The Florida Reef Tract is the third-largest barrier reef in the world, but it has been ravaged by disease and is threatened by the effects of warming seas and ocean acidification. The Tampa aquarium grows what scientists hope are more resilient corals. The goal is to restore the reef tract, which forms a key habitat for marine life and a natural bulwark to tropical storms.
“If we don’t have that nursery, basically you’re affecting all the ecosystems,” said Debborah Luke, senior vice president of conservation at the Florida Aquarium. Some of the first corals set in the project have already spawned, she said. It could take up to a year to see babies grow.
For the veteran divers, the satisfaction of the work was immediate. Larsen compared it to “shooting steel,” or the gratification of a sharp ping when his bullet struck a target on the range.
“Within seconds of that coral being cemented, actual little fish would start to come,” he said. Larsen is a journalist who has served active duty or in the reserves for much of the past two decades.
The divers come from a group called FORCE BLUE, which brings together special operations veterans to work on marine conservation, instilling a sense of purpose and collaboration after their service ends.
Angelo Fiore, a former Navy diver from 1986 to 1995, said he saw a parallel between coral ecosystems, which thrive in a lively web among fish and microorganisms, and the “community of interaction” FORCE BLUE tries to maintain for veterans looking to heal after war.
“When we isolate ourselves, it becomes tragic,” Fiore said.
The divers planted about a thousand corals over a few days this fall, many of them staghorns, which look like twiggy bushes with no leaves.
“We got in the end zones and the middle of the field,” said Groh, of NFL Green.
The league’s sustainability effort started nearly three decades ago, she said, originally centered on recycling. NFL Green donates leftover food and materials from Super Bowl events to nonprofits. After the Miami Super Bowl, she said, that encompassed 47,500 meals along with carpet, turf, furniture, clothing and other equipment.
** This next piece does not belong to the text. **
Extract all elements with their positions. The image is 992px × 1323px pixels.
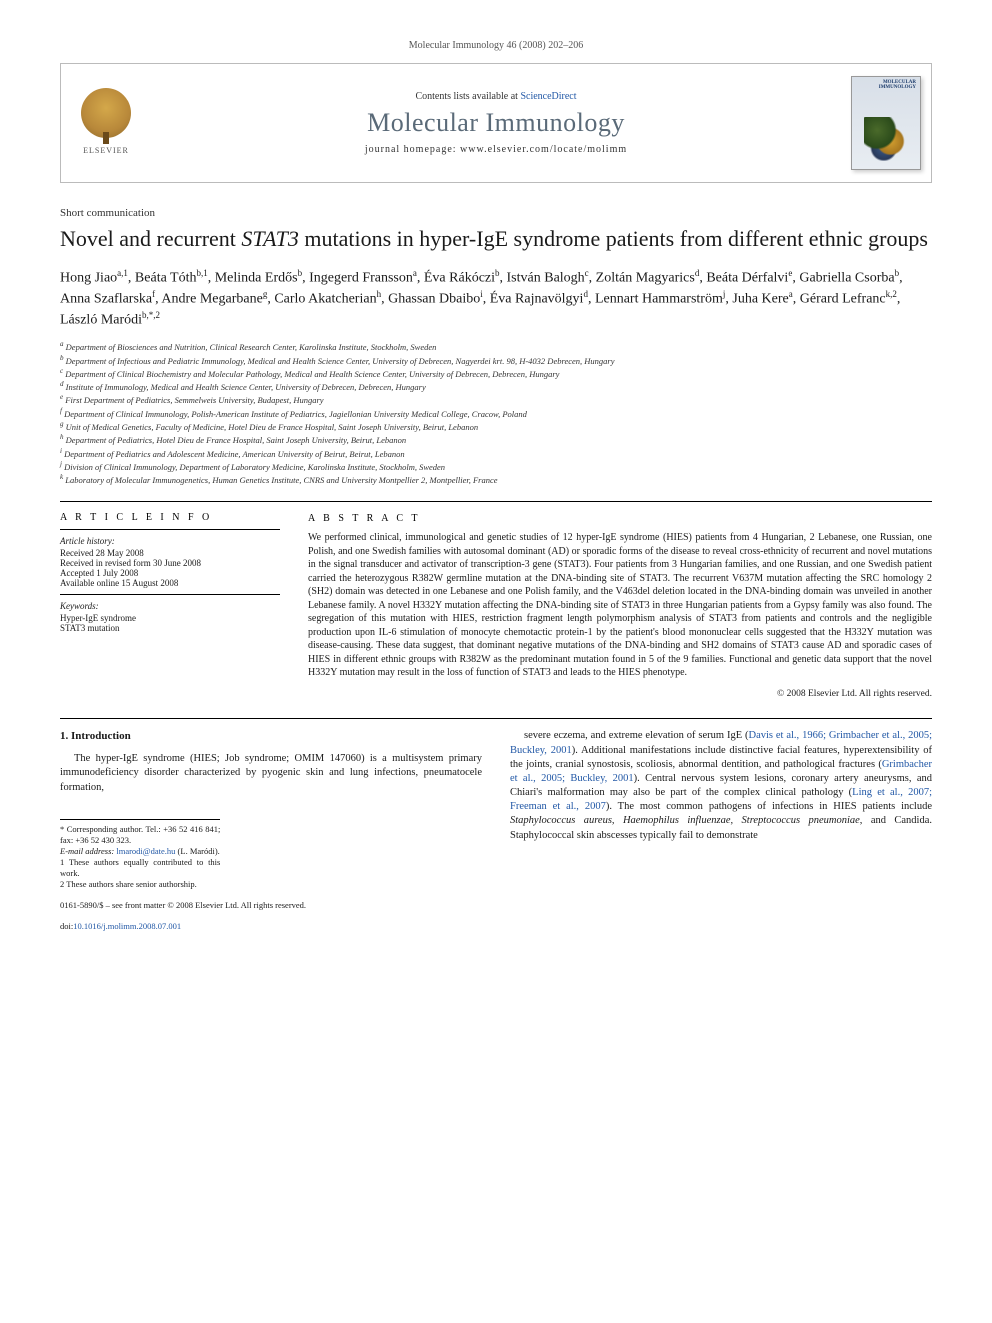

Under the NFL Green umbrella this year, people have loaded sand into a dune at Picnic Island Park and planted a small pollinator garden for bees and butterflies at Veterans Memorial Park in Tampa. The league works with Keep Tampa Bay Beautiful, a local environmental group. It helped remove about five tons of invasive plants, mostly Brazilian pepper trees, from McKay Bay Nature Park, said Laura Riiska, education coordinator for Keep Tampa Bay Beautiful. Next month, the organization is supposed to plant mangroves at Picnic Island.
Groh said funding comes from corporate donors as well as the NFL. Over the years, she said, new businesses have gained an interest in sustainability.
“More people are becoming aware of this and the need to do these projects,” she said.
Much of the effort in Florida, she said, focuses on the coast — a trend she expects to continue as the climate changes.